Margaret tries to kiss Helen, but her sister resists, basically accusing her of dishonestly tricking her into coming to Howards End. She is justifiably annoyed, and Margaret admits that she shouldn't have done it.
Helen is businesslike, and describes her situation in full: the baby's due in June, and she is never going to return to England, since English people will never forgive her for her transgression. She intends to stay in Munich with Monica, a feminist Italian journalist that she's befriended.
Margaret imagines what Monica's like – the kind of "crude feminist" that the Schlegels used to make fun of.
Helen emphasizes the fact that she can't live in England anymore.

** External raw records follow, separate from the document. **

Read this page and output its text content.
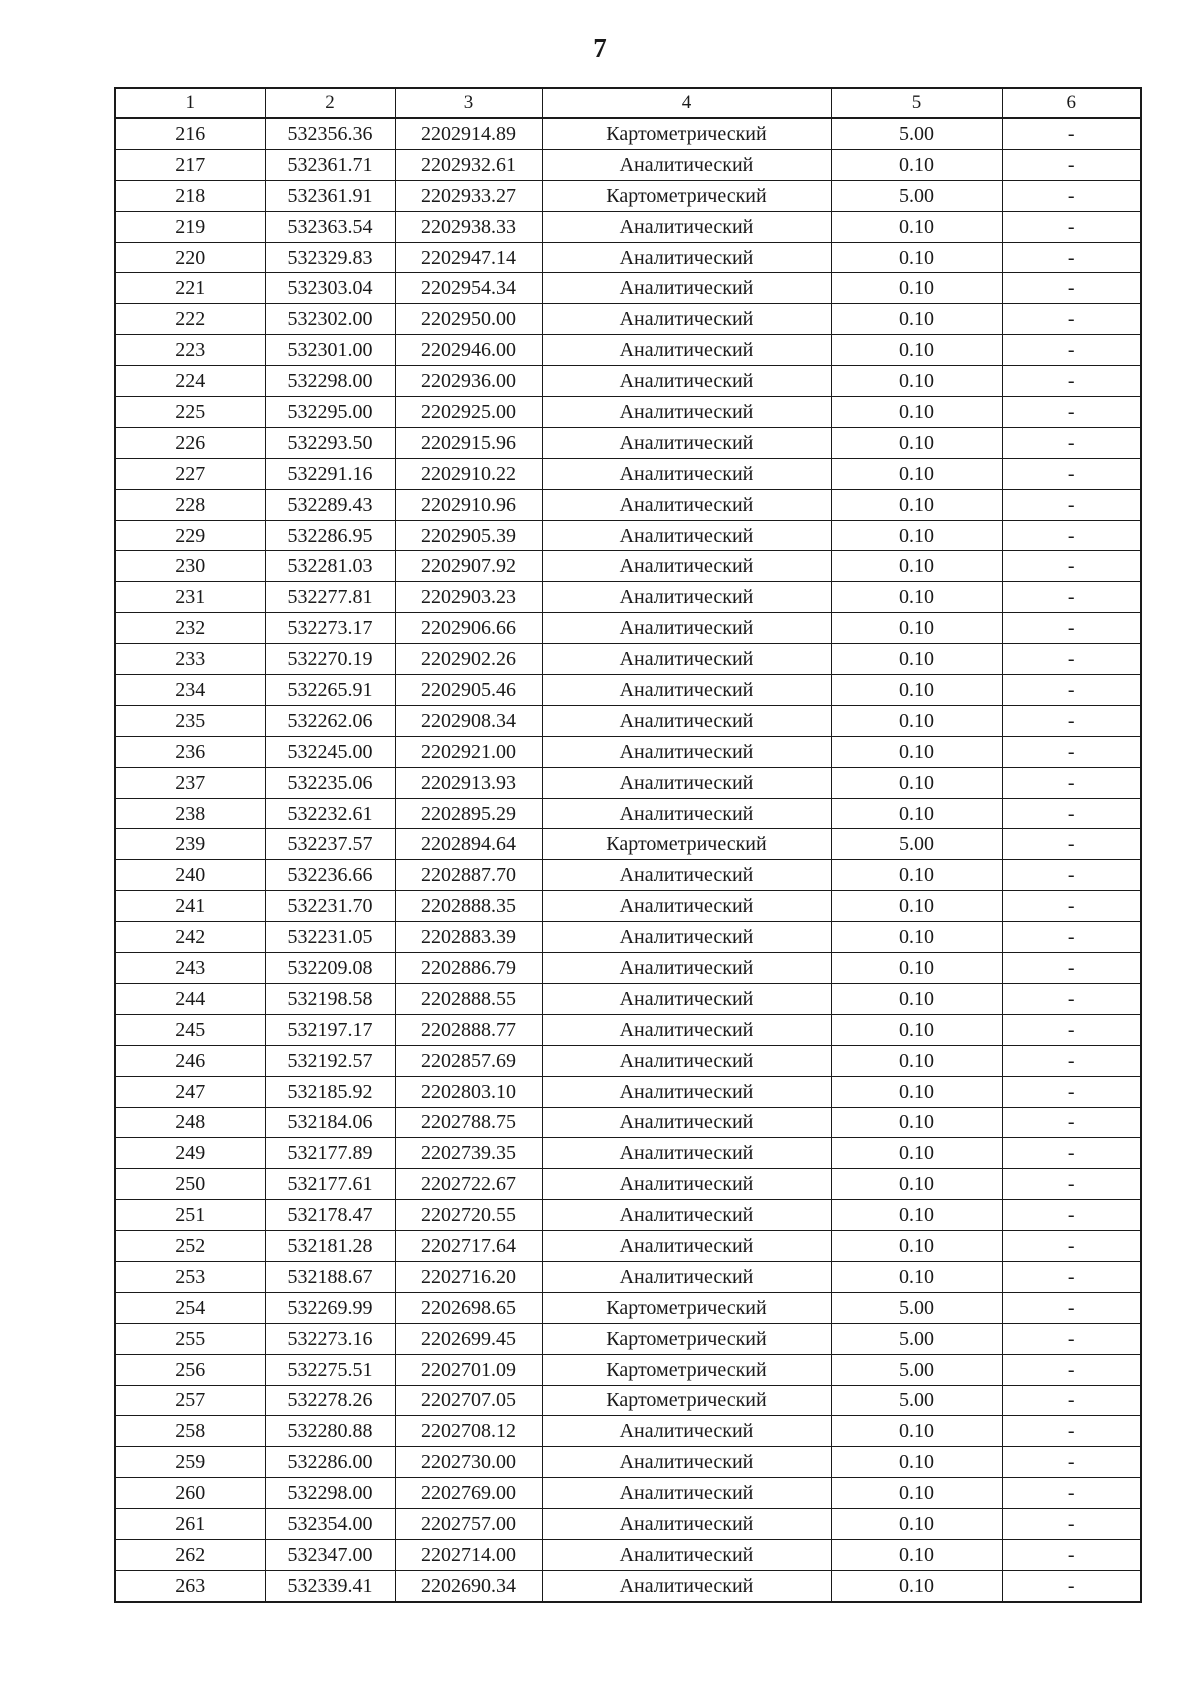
7
1	2	3	4	5	6
216	532356.36	2202914.89	Картометрический	5.00	-
217	532361.71	2202932.61	Аналитический	0.10	-
218	532361.91	2202933.27	Картометрический	5.00	-
219	532363.54	2202938.33	Аналитический	0.10	-
220	532329.83	2202947.14	Аналитический	0.10	-
221	532303.04	2202954.34	Аналитический	0.10	-
222	532302.00	2202950.00	Аналитический	0.10	-
223	532301.00	2202946.00	Аналитический	0.10	-
224	532298.00	2202936.00	Аналитический	0.10	-
225	532295.00	2202925.00	Аналитический	0.10	-
226	532293.50	2202915.96	Аналитический	0.10	-
227	532291.16	2202910.22	Аналитический	0.10	-
228	532289.43	2202910.96	Аналитический	0.10	-
229	532286.95	2202905.39	Аналитический	0.10	-
230	532281.03	2202907.92	Аналитический	0.10	-
231	532277.81	2202903.23	Аналитический	0.10	-
232	532273.17	2202906.66	Аналитический	0.10	-
233	532270.19	2202902.26	Аналитический	0.10	-
234	532265.91	2202905.46	Аналитический	0.10	-
235	532262.06	2202908.34	Аналитический	0.10	-
236	532245.00	2202921.00	Аналитический	0.10	-
237	532235.06	2202913.93	Аналитический	0.10	-
238	532232.61	2202895.29	Аналитический	0.10	-
239	532237.57	2202894.64	Картометрический	5.00	-
240	532236.66	2202887.70	Аналитический	0.10	-
241	532231.70	2202888.35	Аналитический	0.10	-
242	532231.05	2202883.39	Аналитический	0.10	-
243	532209.08	2202886.79	Аналитический	0.10	-
244	532198.58	2202888.55	Аналитический	0.10	-
245	532197.17	2202888.77	Аналитический	0.10	-
246	532192.57	2202857.69	Аналитический	0.10	-
247	532185.92	2202803.10	Аналитический	0.10	-
248	532184.06	2202788.75	Аналитический	0.10	-
249	532177.89	2202739.35	Аналитический	0.10	-
250	532177.61	2202722.67	Аналитический	0.10	-
251	532178.47	2202720.55	Аналитический	0.10	-
252	532181.28	2202717.64	Аналитический	0.10	-
253	532188.67	2202716.20	Аналитический	0.10	-
254	532269.99	2202698.65	Картометрический	5.00	-
255	532273.16	2202699.45	Картометрический	5.00	-
256	532275.51	2202701.09	Картометрический	5.00	-
257	532278.26	2202707.05	Картометрический	5.00	-
258	532280.88	2202708.12	Аналитический	0.10	-
259	532286.00	2202730.00	Аналитический	0.10	-
260	532298.00	2202769.00	Аналитический	0.10	-
261	532354.00	2202757.00	Аналитический	0.10	-
262	532347.00	2202714.00	Аналитический	0.10	-
263	532339.41	2202690.34	Аналитический	0.10	-
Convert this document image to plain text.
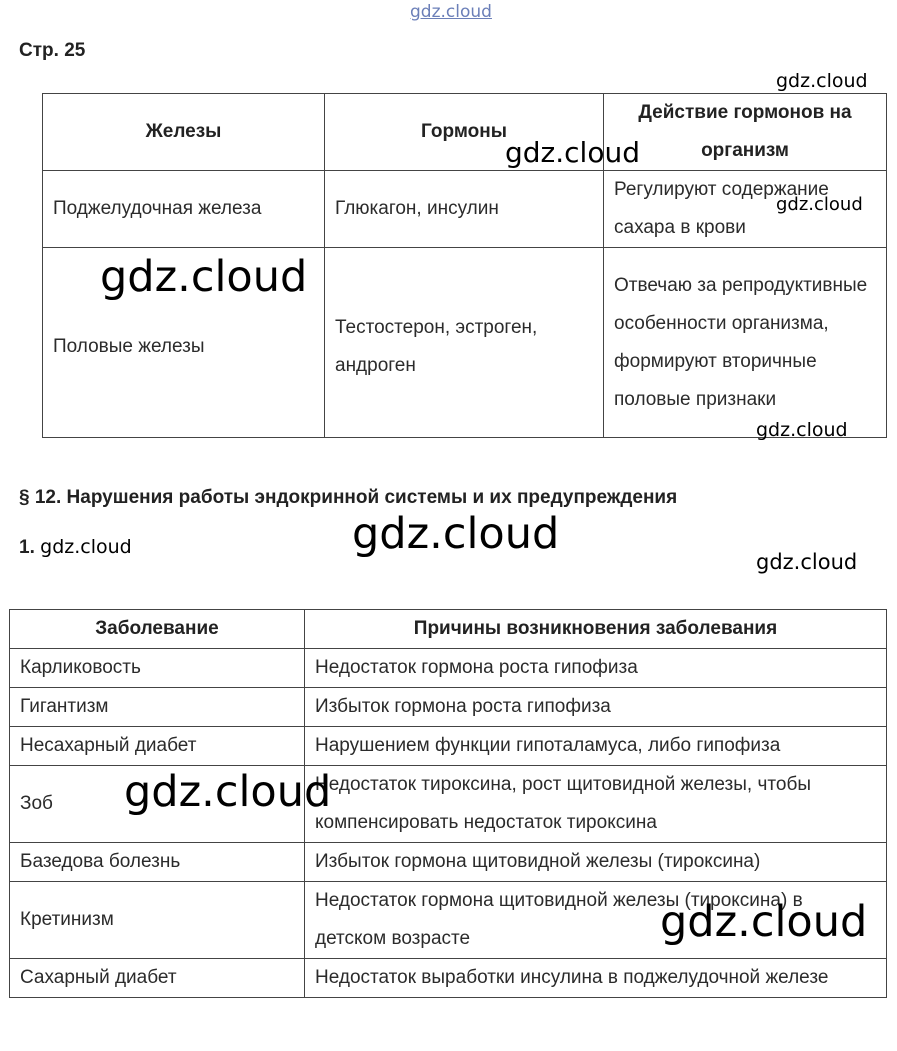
gdz.cloud
Стр. 25
Железы	Гормоны	Действие гормонов на организм
Поджелудочная железа	Глюкагон, инсулин	Регулируют содержание сахара в крови
Половые железы	Тестостерон, эстроген, андроген	Отвечаю за репродуктивные особенности организма, формируют вторичные половые признаки
§ 12. Нарушения работы эндокринной системы и их предупреждения
1. gdz.cloud
Заболевание	Причины возникновения заболевания
Карликовость	Недостаток гормона роста гипофиза
Гигантизм	Избыток гормона роста гипофиза
Несахарный диабет	Нарушением функции гипоталамуса, либо гипофиза
Зоб	Недостаток тироксина, рост щитовидной железы, чтобы компенсировать недостаток тироксина
Базедова болезнь	Избыток гормона щитовидной железы (тироксина)
Кретинизм	Недостаток гормона щитовидной железы (тироксина) в детском возрасте
Сахарный диабет	Недостаток выработки инсулина в поджелудочной железе
gdz.cloud
gdz.cloud
gdz.cloud
gdz.cloud
gdz.cloud
gdz.cloud
gdz.cloud
gdz.cloud
gdz.cloud
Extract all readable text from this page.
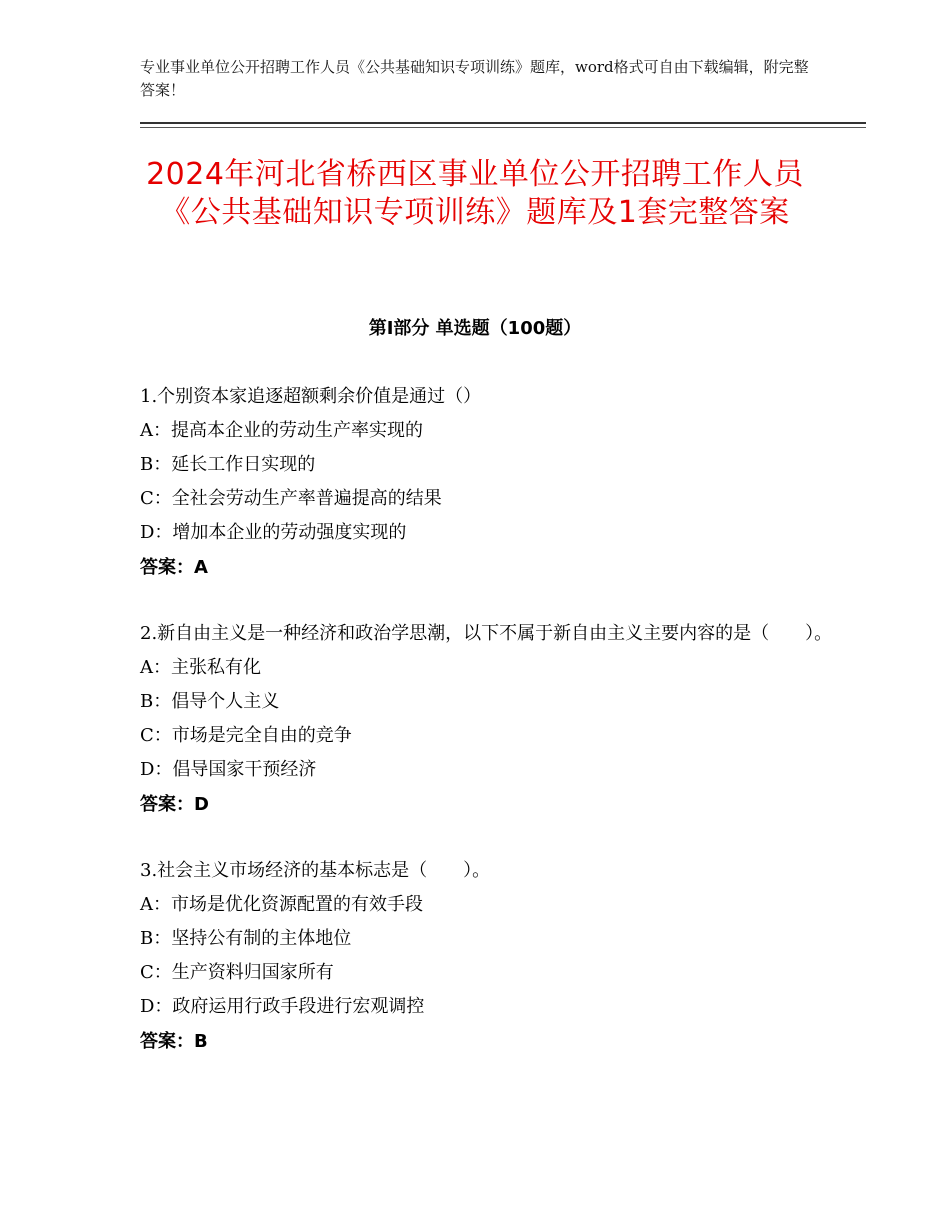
专业事业单位公开招聘工作人员《公共基础知识专项训练》题库，word格式可自由下载编辑，附完整答案！
2024年河北省桥西区事业单位公开招聘工作人员《公共基础知识专项训练》题库及1套完整答案
第I部分 单选题（100题）
1.个别资本家追逐超额剩余价值是通过（）
A：提高本企业的劳动生产率实现的
B：延长工作日实现的
C：全社会劳动生产率普遍提高的结果
D：增加本企业的劳动强度实现的
答案：A
2.新自由主义是一种经济和政治学思潮，以下不属于新自由主义主要内容的是（　　）。
A：主张私有化
B：倡导个人主义
C：市场是完全自由的竞争
D：倡导国家干预经济
答案：D
3.社会主义市场经济的基本标志是（　　）。
A：市场是优化资源配置的有效手段
B：坚持公有制的主体地位
C：生产资料归国家所有
D：政府运用行政手段进行宏观调控
答案：B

The talk turns to Howards End – they comment on how alive it feels with all of their things unpacked. Margaret is distracted for a short while, but gets to the point – she wants to know why Helen can't just come back. Is it because she hates Henry?
Helen admits that it's not Henry's fault, but society's. There's no way she, with her illegitimate child, can fit into English society again. Margaret can't disagree with this.
Margaret and Helen feel strangely and irrevocably separated – by what? By society, maybe, or the baby, or something else.
Helen prepares to leave, and the sisters part amicably. As Helen's on her way out, though, a card arrives from Mr. Wilcox, instructing her to keep Helen around and put her up in a hotel.
Helen, however, is suddenly not inclined to leave right away. She takes a look around the house, and can't believe how well all of their things fit there – as though they belong there.
The door bell rings. The idea that the Wilcoxes might be there to interrupt suddenly brings the sisters together again, and they rediscover their connection.
It's not the Wilcoxes, though – it's a little boy, Tom, who's come with some milk. He was sent by Miss Avery, who seems to think that the sisters will be staying at Howards End.
Tom goes away, and Margaret and Helen try to figure out what is so special about Howards End – it seems to make everything feel all right again.
Helen has an idea – why don't they spend the night at Howards End, before she leaves for Germany?
Margaret resists, knowing that Charles and Henry won't agree to it. But Helen insists – she feels a kind of kinship with the house.
Helen reiterates the difference between Schlegels and Wilcoxes – she and Margaret know about life in a way that Henry and Charles don't.
Margaret agrees to the plan, and goes off to talk to her husband. She worries that Miss Avery is watching, but she sees only little Tom.